Note: protocol here is just a single step in the protocol defined in BioQueue
query_job_status¶
This function provides BioQueue an interface to query the status of a job. The prototype of the function is:
query_job_status(job_id)
| param job_id: | int, job id in the cluster |
|---|---|
| return: | int, job status |
If the job has completed, the function should return 0. If the job is running, it should return 1. If the job is queuing, it should return 2. If an error occurs during the execution of a job, it should return a negative number.
cancel_job¶
The function allows BioQueue to terminate the execution of a job. The prototype of the function is:
cancel_job(job_id)
| param job_id: | int, job id |
|---|---|
| return: | if success, return 1, else return 0 |
Problems you may encounter with¶
1. Install python 2.7 or high and pip without root privilege¶
Cluster users usually do not have root privilege, and the python installation may be out-of-date. So it may be hard for biologists to configure the python environment for BioQueue, here we provide a helper script in deploy/python_pip_non_root.sh. This shell script will download source code of Python 2.7.13 from Python.org and compile it on the machine. You can run the script by running:
cd deploy
chmod +x python_pip_non_root.sh
./python_pip_non_root.sh
If the compile process failed, you can download a pre-built binary from ActiveState straightforwardly. NOTICE: the pre-built binary from ActiveState cannot be used in production environment.
After installation, you can add the bin directory to your PATH environment variable for quicker access.

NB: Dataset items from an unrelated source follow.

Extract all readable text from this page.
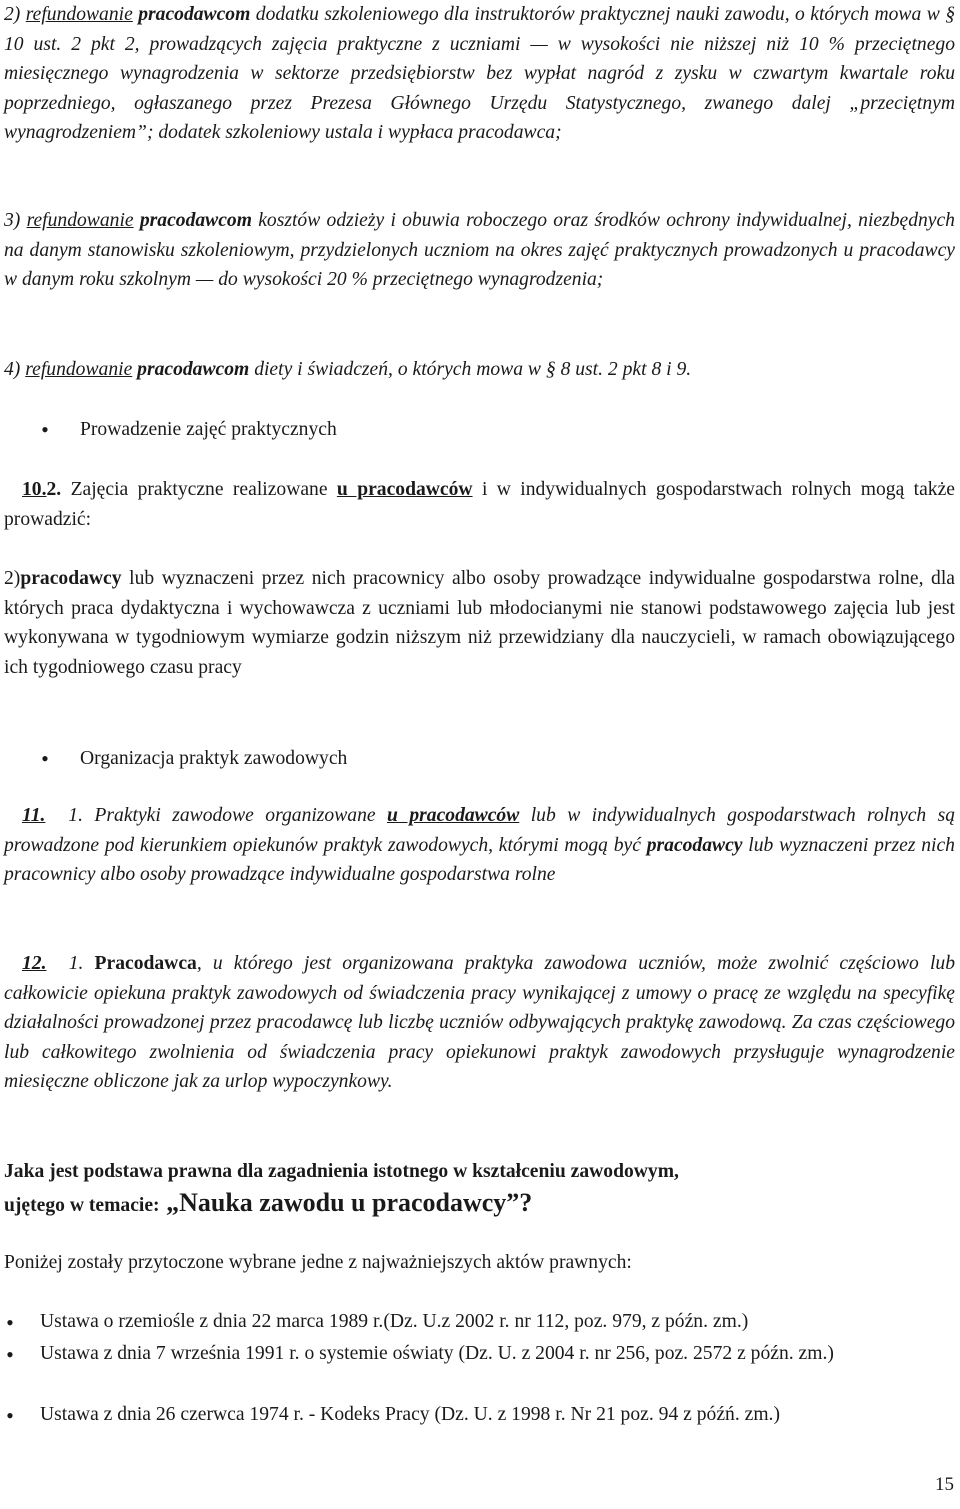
2) refundowanie pracodawcom dodatku szkoleniowego dla instruktorów praktycznej nauki zawodu, o których mowa w § 10 ust. 2 pkt 2, prowadzących zajęcia praktyczne z uczniami — w wysokości nie niższej niż 10 % przeciętnego miesięcznego wynagrodzenia w sektorze przedsiębiorstw bez wypłat nagród z zysku w czwartym kwartale roku poprzedniego, ogłaszanego przez Prezesa Głównego Urzędu Statystycznego, zwanego dalej „przeciętnym wynagrodzeniem”; dodatek szkoleniowy ustala i wypłaca pracodawca;

3) refundowanie pracodawcom kosztów odzieży i obuwia roboczego oraz środków ochrony indywidualnej, niezbędnych na danym stanowisku szkoleniowym, przydzielonych uczniom na okres zajęć praktycznych prowadzonych u pracodawcy w danym roku szkolnym — do wysokości 20 % przeciętnego wynagrodzenia;

4) refundowanie pracodawcom diety i świadczeń, o których mowa w § 8 ust. 2 pkt 8 i 9.

• Prowadzenie zajęć praktycznych

10.2. Zajęcia praktyczne realizowane u pracodawców i w indywidualnych gospodarstwach rolnych mogą także prowadzić:

2)pracodawcy lub wyznaczeni przez nich pracownicy albo osoby prowadzące indywidualne gospodarstwa rolne, dla których praca dydaktyczna i wychowawcza z uczniami lub młodocianymi nie stanowi podstawowego zajęcia lub jest wykonywana w tygodniowym wymiarze godzin niższym niż przewidziany dla nauczycieli, w ramach obowiązującego ich tygodniowego czasu pracy

• Organizacja praktyk zawodowych

11. 1. Praktyki zawodowe organizowane u pracodawców lub w indywidualnych gospodarstwach rolnych są prowadzone pod kierunkiem opiekunów praktyk zawodowych, którymi mogą być pracodawcy lub wyznaczeni przez nich pracownicy albo osoby prowadzące indywidualne gospodarstwa rolne

12. 1. Pracodawca, u którego jest organizowana praktyka zawodowa uczniów, może zwolnić częściowo lub całkowicie opiekuna praktyk zawodowych od świadczenia pracy wynikającej z umowy o pracę ze względu na specyfikę działalności prowadzonej przez pracodawcę lub liczbę uczniów odbywających praktykę zawodową. Za czas częściowego lub całkowitego zwolnienia od świadczenia pracy opiekunowi praktyk zawodowych przysługuje wynagrodzenie miesięczne obliczone jak za urlop wypoczynkowy.

Jaka jest podstawa prawna dla zagadnienia istotnego w kształceniu zawodowym,
ujętego w temacie: „Nauka zawodu u pracodawcy”?

Poniżej zostały przytoczone wybrane jedne z najważniejszych aktów prawnych:

• Ustawa o rzemiośle z dnia 22 marca 1989 r.(Dz. U.z 2002 r. nr 112, poz. 979, z późn. zm.)
• Ustawa z dnia 7 września 1991 r. o systemie oświaty (Dz. U. z 2004 r. nr 256, poz. 2572 z późn. zm.)
• Ustawa z dnia 26 czerwca 1974 r. - Kodeks Pracy (Dz. U. z 1998 r. Nr 21 poz. 94 z późń. zm.)
15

For example, if you use the Bash shell on Unix, you could place this in your ~/.bash_profile file (assuming you installed into /home/your_name/bin):
export PATH=/home/your_name/bin:$PATH
then save the .bash_profile file and run:
source ~/.bash_profile
Now you should be able to run BioQueue with the new Python.
2. Cannot run BioQueue with sqlite on clusters¶
Before answer the question, we highly recommand that all users use MySQL rather than SQLite. When running BioQueue on a cluster with Network File System (NFS), you may get an error message like:
django.db.utils.OperationalError: disk I/O error
The reason for this error is that SQLite uses reader/writer locks to control access to the database, while those locks are unimplemented on many NFS implementations (including recent versions of Mac OS X). So the only solution is to use a database software like MySQL.